I pressed the back of my hand to my forehead. So far so good.
“The best hope we have is to contain the virus,” the reporter continued. “Once infected, though, you can spot a ‘Red,’ as some folks are calling them, by the red color of their eyes. We now have Dr. LaVay from the CDC to tell us more about why and how 212R affects the color of our irises. Doctor?”
I turned off the TV and texted Dad, “Lasagna for dinner? I’ll start at 5.”
While I waited to hear from him I collected my guitar from my room and strummed a song I had written the year before called “Red Shoelaces.”
When the tray of frozen vegetable lasagna was hot and ready at six I served myself and ate in front of the television. Every five minutes or so I checked my cell to see if my dad texted anything and I had missed the beep, but nothing came in.
“Many of the services we take for granted,” the reporter said, “will no longer be available as early as tomorrow morning along the entire eastern seaboard. 212R has spread so quickly, incapacitating so many people, there may not be enough qualified people to run power, water, and sanitation services.”
I set my dinner in the trash and double-checked that all the doors and windows were locked tight and then turned on my phone.
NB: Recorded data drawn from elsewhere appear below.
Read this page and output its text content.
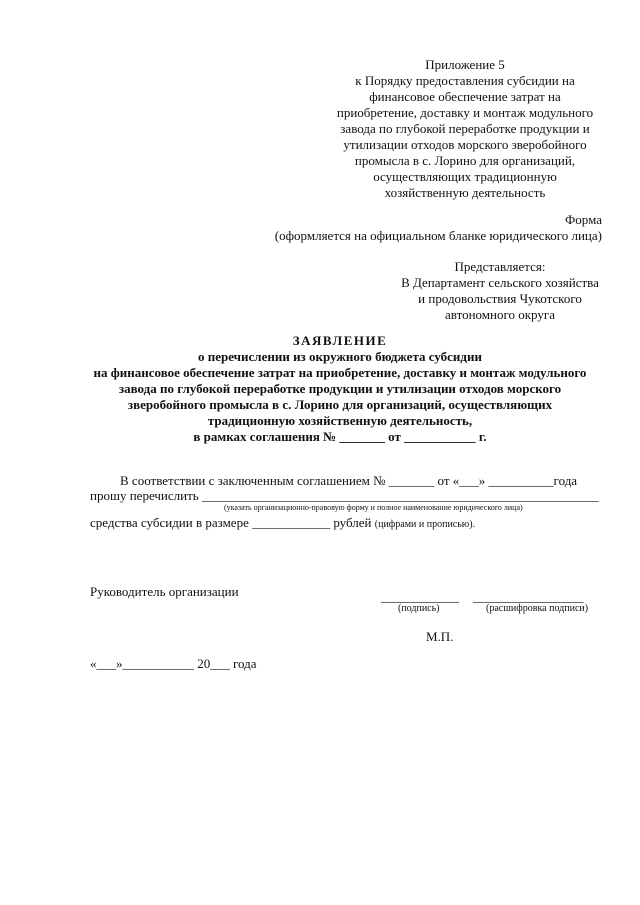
Приложение 5
к Порядку предоставления субсидии на
финансовое обеспечение затрат на
приобретение, доставку и монтаж модульного
завода по глубокой переработке продукции и
утилизации отходов морского зверобойного
промысла в с. Лорино для организаций,
осуществляющих традиционную
хозяйственную деятельность
Форма
(оформляется на официальном бланке юридического лица)
Представляется:
В Департамент сельского хозяйства
и продовольствия Чукотского
автономного округа
ЗАЯВЛЕНИЕ
о перечислении из окружного бюджета субсидии
на финансовое обеспечение затрат на приобретение, доставку и монтаж модульного
завода по глубокой переработке продукции и утилизации отходов морского
зверобойного промысла в с. Лорино для организаций, осуществляющих
традиционную хозяйственную деятельность,
в рамках соглашения № _______ от ___________ г.
В соответствии с заключенным соглашением № _______ от «___» __________года
прошу перечислить _____________________________________________________________
(указать организационно-правовую форму и полное наименование юридического лица)
средства субсидии в размере ____________ рублей (цифрами и прописью).
Руководитель организации	____________ _________________
(подпись)	(расшифровка подписи)
М.П.
«___»___________ 20___ года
No new messages.
“We here at the news desk will keep reporting,” she added, “as long as we can to get you the information you need to stay safe. If the power in your area goes out, don’t panic. Scrolling on the screen right now are the radio channels broadcasting emergency information in your area. So, if you have a battery powered radio in your survival kit get it out and test the batteries.”
Something that sounded like a firecracker popped outside the front door. Then twice more.
Gunfire? I couldn’t be around gunfire. It reminded me of Mason and my mom and the horrible, awful thing that happened two years ago.
I ran to the window, but the street was deserted.
My cell screen was blank. No new messages, no new texts, no missed calls.
“Dad,” I whispered at my phone. “Where are you?”
The power blinked off, draping the house in quiet, purplish dusk.
“Lights went out,” I texted Dad. “What do I do?”
Somebody outside screamed. The living room window shattered. Someone or something in the yard growled like a pissed off panther.
I snatched my guitar, my song diary, and my iPad.
The front door crashed open, and I ran for it, slamming the bunker’s door closed with a resounding clank.